Después de la euforia llegó de nuevo la angustia. Los franceses sabían que su descubrimiento sería condenado a las mazmorras si no conseguían hacer una brillante demostración ante la comunidad científica internacional. ¡Terrible perspectiva! ¿Quién iba a creer a unos virólogos casi desconocidos? Ciertamente no sería el encantador norteamericano que se empeñaba en defender la tesis inversa y que reinaba como un tirano sobre la retrovirología mundial. En su íntima convicción, tenía que ser forzosamente «su» retrovirus el que los simpáticos pasteurianos acababan de descubrir en sus tubos. Sin embargo, Robert Gallo era demasiado hábil para no fingir interesarse al menos por los resultados de sus competidores. No dudó en enviarles dos vástagos de células que producían su HTLV, y algunas muestras de sus anticuerpos específicos. De este modo los franceses podrían comparar con el retrovirus norteamericano el agente vírico que creían haber descubierto, y darse cuenta de que se trataba del mismo y único virus.

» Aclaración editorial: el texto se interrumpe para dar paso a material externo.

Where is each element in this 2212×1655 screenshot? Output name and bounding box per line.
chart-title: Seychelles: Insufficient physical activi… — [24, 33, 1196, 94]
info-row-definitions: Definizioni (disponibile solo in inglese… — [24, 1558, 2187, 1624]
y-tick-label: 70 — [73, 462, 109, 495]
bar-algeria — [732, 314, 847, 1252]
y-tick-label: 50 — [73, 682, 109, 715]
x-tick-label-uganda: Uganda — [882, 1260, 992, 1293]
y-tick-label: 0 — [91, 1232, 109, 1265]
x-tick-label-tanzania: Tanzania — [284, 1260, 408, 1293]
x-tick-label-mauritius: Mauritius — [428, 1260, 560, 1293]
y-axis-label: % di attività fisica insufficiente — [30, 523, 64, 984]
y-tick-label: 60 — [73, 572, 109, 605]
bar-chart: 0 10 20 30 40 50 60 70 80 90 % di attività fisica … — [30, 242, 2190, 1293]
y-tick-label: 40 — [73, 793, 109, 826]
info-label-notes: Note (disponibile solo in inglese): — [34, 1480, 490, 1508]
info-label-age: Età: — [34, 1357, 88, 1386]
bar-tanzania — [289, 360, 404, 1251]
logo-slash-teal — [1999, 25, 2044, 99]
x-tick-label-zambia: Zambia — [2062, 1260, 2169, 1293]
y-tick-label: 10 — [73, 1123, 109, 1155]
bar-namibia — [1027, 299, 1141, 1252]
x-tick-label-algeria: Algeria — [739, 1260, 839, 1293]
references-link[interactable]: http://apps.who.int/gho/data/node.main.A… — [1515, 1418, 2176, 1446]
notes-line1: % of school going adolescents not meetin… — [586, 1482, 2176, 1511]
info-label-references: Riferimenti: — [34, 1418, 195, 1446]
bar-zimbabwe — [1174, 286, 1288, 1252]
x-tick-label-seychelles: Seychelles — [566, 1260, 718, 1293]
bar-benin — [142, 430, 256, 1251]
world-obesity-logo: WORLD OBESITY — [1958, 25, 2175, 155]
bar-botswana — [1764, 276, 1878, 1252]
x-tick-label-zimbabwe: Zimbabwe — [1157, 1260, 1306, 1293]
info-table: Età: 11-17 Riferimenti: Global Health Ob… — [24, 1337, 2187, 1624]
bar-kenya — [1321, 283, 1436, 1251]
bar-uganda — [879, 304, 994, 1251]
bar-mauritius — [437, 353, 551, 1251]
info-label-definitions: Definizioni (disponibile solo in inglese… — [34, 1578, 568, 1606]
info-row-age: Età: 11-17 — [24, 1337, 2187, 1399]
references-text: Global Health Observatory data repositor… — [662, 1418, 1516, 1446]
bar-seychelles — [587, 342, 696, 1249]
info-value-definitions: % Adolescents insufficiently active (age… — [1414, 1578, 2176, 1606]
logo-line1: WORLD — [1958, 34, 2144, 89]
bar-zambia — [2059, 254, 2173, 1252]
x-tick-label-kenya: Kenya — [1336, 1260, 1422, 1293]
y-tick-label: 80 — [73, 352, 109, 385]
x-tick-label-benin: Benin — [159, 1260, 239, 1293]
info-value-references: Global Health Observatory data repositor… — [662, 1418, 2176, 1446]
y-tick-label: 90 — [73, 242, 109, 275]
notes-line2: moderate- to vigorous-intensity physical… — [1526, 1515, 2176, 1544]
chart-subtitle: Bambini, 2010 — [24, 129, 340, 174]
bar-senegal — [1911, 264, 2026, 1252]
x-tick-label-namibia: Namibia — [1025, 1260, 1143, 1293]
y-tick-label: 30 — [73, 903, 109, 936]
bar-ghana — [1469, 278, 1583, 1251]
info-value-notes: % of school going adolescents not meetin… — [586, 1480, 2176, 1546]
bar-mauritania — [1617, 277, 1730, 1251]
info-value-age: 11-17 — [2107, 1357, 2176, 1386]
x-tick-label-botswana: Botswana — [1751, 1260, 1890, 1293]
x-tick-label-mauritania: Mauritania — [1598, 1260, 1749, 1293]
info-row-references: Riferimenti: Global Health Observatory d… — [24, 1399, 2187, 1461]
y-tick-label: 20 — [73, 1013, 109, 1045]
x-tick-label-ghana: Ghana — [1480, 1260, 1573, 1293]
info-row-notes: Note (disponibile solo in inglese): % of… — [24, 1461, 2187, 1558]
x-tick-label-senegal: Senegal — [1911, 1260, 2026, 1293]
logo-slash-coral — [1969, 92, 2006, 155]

Los pasajeros del vuelo 021 de Air France que salieron aquella noche del aeropuerto Dulles de Washington ignoraban con qué extraños compañeros de viaje iban a cruzar el Atlántico. En el interior de dos pequeñas cajas —una de ellas rellena de algodón y la otra repleta de hielo— colocadas en uno de los compartimientos del 747 viajaban dos frascos que contenían un líquido ligeramente opalino. En el primero, protegido por el algodón, nadaban centenares de miles de células portadoras del retrovirus norteamericano altamente cancerígeno; y en el segundo, refrigerado por el hielo, otros tantos anticuerpos capaces de reconocer a aquel agente de muerte.

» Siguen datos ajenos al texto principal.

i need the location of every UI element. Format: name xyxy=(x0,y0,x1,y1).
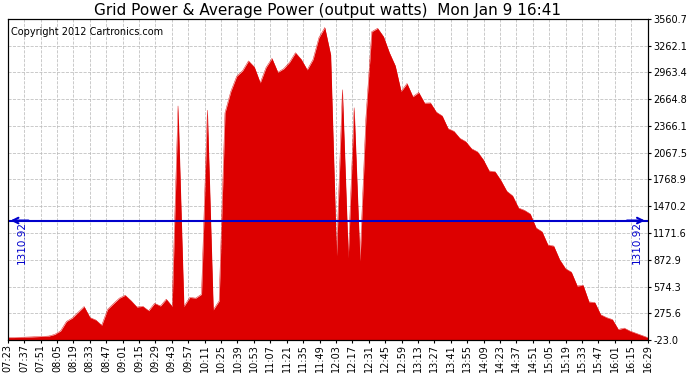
Text: 1310.92: 1310.92 xyxy=(17,220,27,264)
Text: 1310.92: 1310.92 xyxy=(632,220,642,264)
Text: Copyright 2012 Cartronics.com: Copyright 2012 Cartronics.com xyxy=(11,27,163,37)
Title: Grid Power & Average Power (output watts)  Mon Jan 9 16:41: Grid Power & Average Power (output watts… xyxy=(95,3,561,18)
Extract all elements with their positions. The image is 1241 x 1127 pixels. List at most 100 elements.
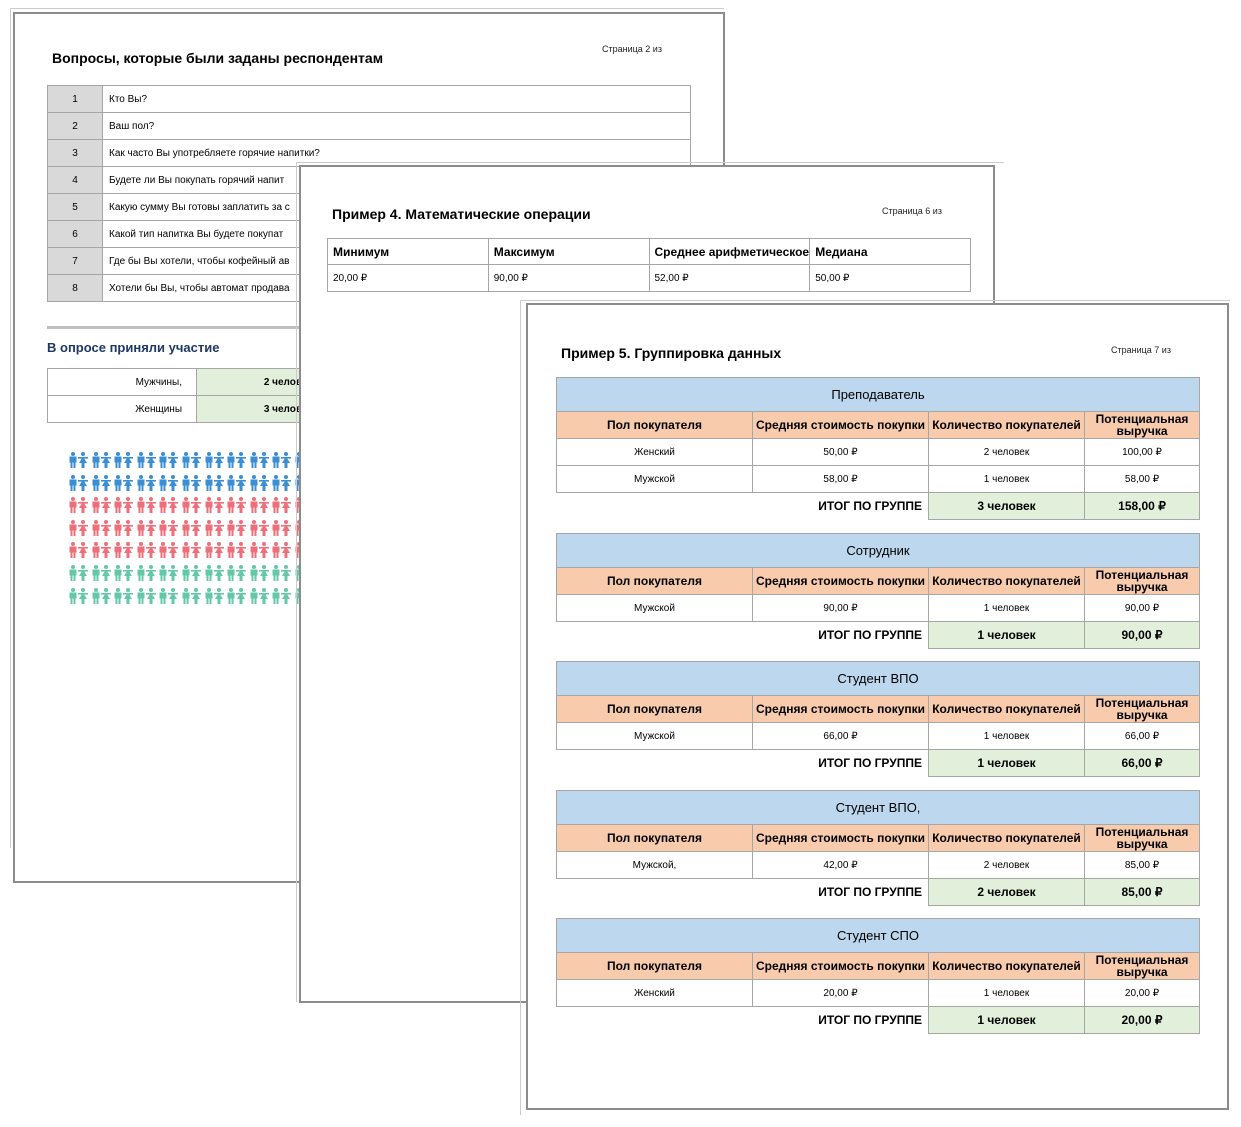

Françoise Barré-Sinoussi se apresuró a abrir ella misma el paquete, en cuanto llegó a París. Su contenido podía aniquilar todas las esperanzas de los miembros del equipo de la sala Bru, o bien proyectarlos hasta la antesala del premio Nobel. Y de hecho, el envío de Robert Gallo iba a permitir una verificación decisiva. Ésta consistía en enfrentar su retrovirus HTLV con anticuerpos procedentes de los linfocitos infectados del estilista parisiense. Si los anticuerpos se lanzaban al asalto del retrovirus norteamericano, sería la prueba de que pertenecían a la misma familia, y de que el agente puesto en evidencia por los investigadores franceses era, en efecto, idéntico al primer retrovirus humano descubierto por Robert Gallo. Si, por el contrario, esos adversarios rechazaban el contacto, ello indicaría que los dos retrovirus no eran de la misma naturaleza.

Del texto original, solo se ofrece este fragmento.